PETALING JAYA (Dec 3): The decision by the Alam Prima management in Shah Alam, Selangor, to state that foreigners are not welcome to stay at its units is irregular and morally wrong, according to the National House Buyers Association (HBA).
HBA honorary secretary-general Chang Kim Loong told The Malaysian Insider that the issue of prohibiting “foreigners” was unacceptable.
“There are plenty of foreign-owned condominiums and resorts in Langkawi. They could retaliate by banning locals. There should not be any profiling,” he said.
Chang said that there was no law from prohibiting foreigners from renting or staying at condominiums or other properties.
“If any by-laws were passed at the condominium’s annual general meeting (AGM) then they must be consistent with the Strata Management Regulations 2015 and subservient to the local council’s laws,” he said.
Yesterday, The Malaysian Insider reported that the Alam Prima management had said that it was not against foreigners living in the units there, despite displaying a banner over its main entrance clearly stating that foreigners were not welcome.

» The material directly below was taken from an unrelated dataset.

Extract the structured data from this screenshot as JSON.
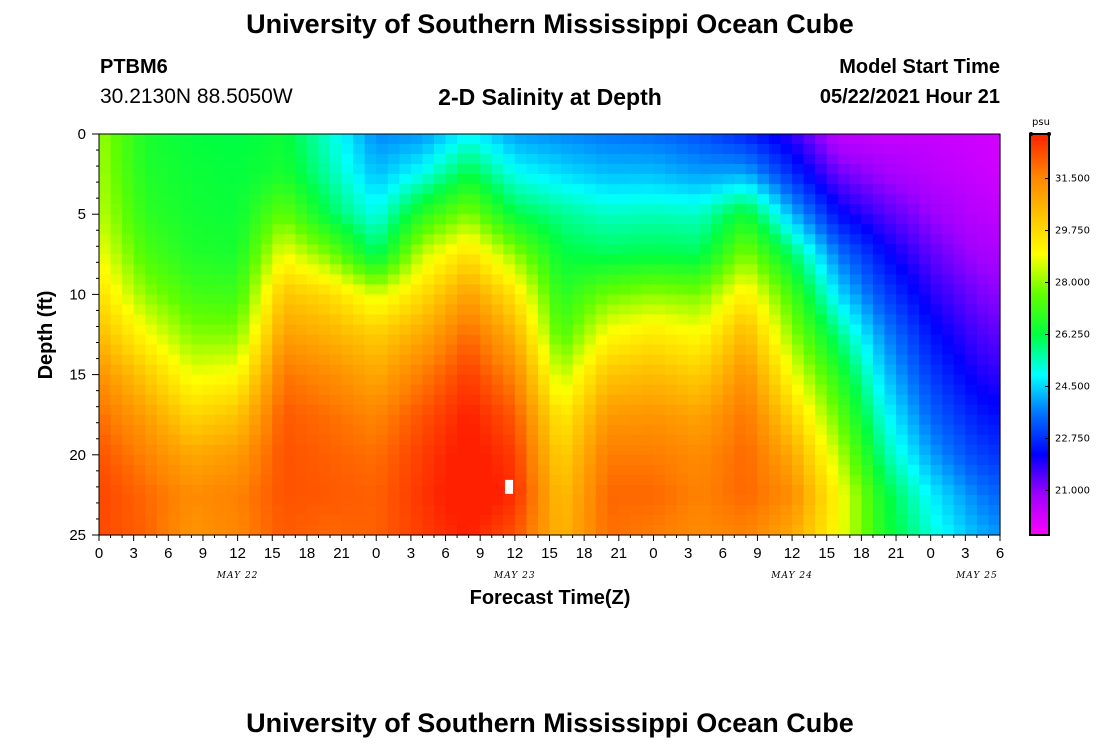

Alam Prima joint-management body (JMB) committee member Norhayaty Ariffin said that foreigners were allowed to stay but only for a short period of time.
“Foreigners can stay here as a guest but not for more than three months,” she said about banner over the lobby of the condominium, which stated: “‘Foreigner’, you are not welcome to stay here…!”
Norhayaty said that the banner would stay where it was and, if anyone had enquiries, they could contact the management office.
“The banner was put up by the JMB together with the community here in 2012 when the tenants took vacant possession of their units,” she had said, adding that the no-foreigner policy was implemented to avoid foreigners being culturally insensitive towards the building’s 98% Malay-bumiputera community.
Chang said that commissioner of buildings (COB), also the mayor of Shah Alam, could take action against the JMB.
“The COB could haul up the JMB. The COB could also seek legal recourse at the Strata Management Tribunal to invalidate any ‘resolutions’ passed prohibiting the foreigners from staying at the units,” he said.
Chang also said that turning units into hostels was also prohibited.
“No property, whether landed or stratified, can be converted to a hostel without prior approval from local council,” he said.